April 14, 2016
Six Years Is Too Long to Wait for Safeguards to Prevent Another BP Oil Disaster
Statement of Amit Narang, Regulatory Policy Advocate, Public Citizen’s Congress Watch Division
Note: Today the U.S. Department of Interior is expected to release the final version of a new rule on offshore oil and gas drilling designed to avoid a repeat of the catastrophic 2010 BP oil spill in the Gulf of Mexico. The BP disaster killed 11 people, cost more than $50 billion in damages, disrupted the lives of millions of Gulf Coast residents, destroyed many local small businesses and devastated local ecosystems.
The fact that it has taken six years to get this rule out is a stunning indictment of our regulatory process: It moves far too slowly. Even in the wake of historic deregulatory disasters like the BP oil spill, our regulatory system takes years to address glaring safety gaps that devastate working families, consumers and our environment.
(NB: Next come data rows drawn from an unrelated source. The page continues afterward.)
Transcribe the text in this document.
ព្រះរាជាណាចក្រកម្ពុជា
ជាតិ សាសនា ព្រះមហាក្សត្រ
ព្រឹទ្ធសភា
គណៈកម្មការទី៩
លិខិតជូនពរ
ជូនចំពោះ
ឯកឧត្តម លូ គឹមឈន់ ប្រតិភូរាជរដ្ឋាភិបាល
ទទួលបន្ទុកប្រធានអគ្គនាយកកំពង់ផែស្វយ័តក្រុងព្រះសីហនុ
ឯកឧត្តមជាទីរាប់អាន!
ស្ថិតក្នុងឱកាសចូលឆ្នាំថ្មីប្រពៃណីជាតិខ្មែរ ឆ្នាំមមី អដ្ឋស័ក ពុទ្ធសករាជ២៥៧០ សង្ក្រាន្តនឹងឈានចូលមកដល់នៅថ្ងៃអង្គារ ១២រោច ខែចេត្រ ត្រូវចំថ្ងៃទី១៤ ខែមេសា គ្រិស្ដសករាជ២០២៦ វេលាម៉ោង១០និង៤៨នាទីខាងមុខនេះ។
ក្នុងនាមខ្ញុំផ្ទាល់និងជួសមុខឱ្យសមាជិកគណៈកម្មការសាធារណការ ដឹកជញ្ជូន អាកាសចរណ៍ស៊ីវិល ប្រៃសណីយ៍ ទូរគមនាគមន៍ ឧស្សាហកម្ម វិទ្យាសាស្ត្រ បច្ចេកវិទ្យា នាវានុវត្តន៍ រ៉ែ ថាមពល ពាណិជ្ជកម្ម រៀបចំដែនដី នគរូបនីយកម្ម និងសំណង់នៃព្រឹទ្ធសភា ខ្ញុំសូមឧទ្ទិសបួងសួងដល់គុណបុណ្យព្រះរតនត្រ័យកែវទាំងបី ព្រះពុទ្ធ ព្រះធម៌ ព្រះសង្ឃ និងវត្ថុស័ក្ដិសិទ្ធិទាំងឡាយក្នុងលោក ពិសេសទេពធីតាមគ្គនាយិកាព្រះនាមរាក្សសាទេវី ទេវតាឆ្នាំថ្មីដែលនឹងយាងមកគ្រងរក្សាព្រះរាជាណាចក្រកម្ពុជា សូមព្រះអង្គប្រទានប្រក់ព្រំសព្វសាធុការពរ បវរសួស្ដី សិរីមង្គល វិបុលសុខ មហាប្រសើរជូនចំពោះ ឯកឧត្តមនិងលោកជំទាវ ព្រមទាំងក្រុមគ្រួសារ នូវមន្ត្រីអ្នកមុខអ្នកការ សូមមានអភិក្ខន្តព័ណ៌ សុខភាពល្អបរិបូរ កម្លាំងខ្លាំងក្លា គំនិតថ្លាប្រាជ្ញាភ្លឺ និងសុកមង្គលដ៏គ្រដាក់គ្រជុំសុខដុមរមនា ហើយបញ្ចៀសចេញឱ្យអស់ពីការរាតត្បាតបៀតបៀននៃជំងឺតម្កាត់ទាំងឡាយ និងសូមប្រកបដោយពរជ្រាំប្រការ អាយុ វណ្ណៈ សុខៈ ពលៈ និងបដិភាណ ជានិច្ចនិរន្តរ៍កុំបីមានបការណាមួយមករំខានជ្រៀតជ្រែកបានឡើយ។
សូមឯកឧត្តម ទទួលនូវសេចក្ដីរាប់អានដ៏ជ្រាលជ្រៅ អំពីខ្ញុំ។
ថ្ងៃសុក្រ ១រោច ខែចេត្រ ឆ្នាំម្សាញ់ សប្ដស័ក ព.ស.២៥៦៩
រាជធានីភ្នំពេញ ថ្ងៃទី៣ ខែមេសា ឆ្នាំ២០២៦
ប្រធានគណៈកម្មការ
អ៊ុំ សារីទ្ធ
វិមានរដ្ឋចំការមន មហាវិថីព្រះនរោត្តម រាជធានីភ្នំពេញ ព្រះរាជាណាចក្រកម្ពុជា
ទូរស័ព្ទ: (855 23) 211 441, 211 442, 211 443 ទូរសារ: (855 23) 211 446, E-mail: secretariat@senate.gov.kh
While corporate negligence deserves most of the blame, the lack of government safety regulation and oversight played a role in the BP disaster. Yet in the six years since the disaster, the government has enacted just two new drilling regulations: one in 2010 on well casings and one in 2012 on the cementing of wells. Today’s rule is the third. Meanwhile, disasters are still occurring. The Black Elk Energy rig ignited in 2012, killing four. A natural gas well blowout in 2013 leaked gas into the Gulf of Mexico for two days.
Federal regulators should move more quickly, but conservative lawmakers in Congress are proposing to add dozens of new hurdles to the regulatory process that would bog down rulemaking even further. Instead, we need to streamline the process for developing, implementing and enforcing new safeguards to protect Americans from future oil disasters.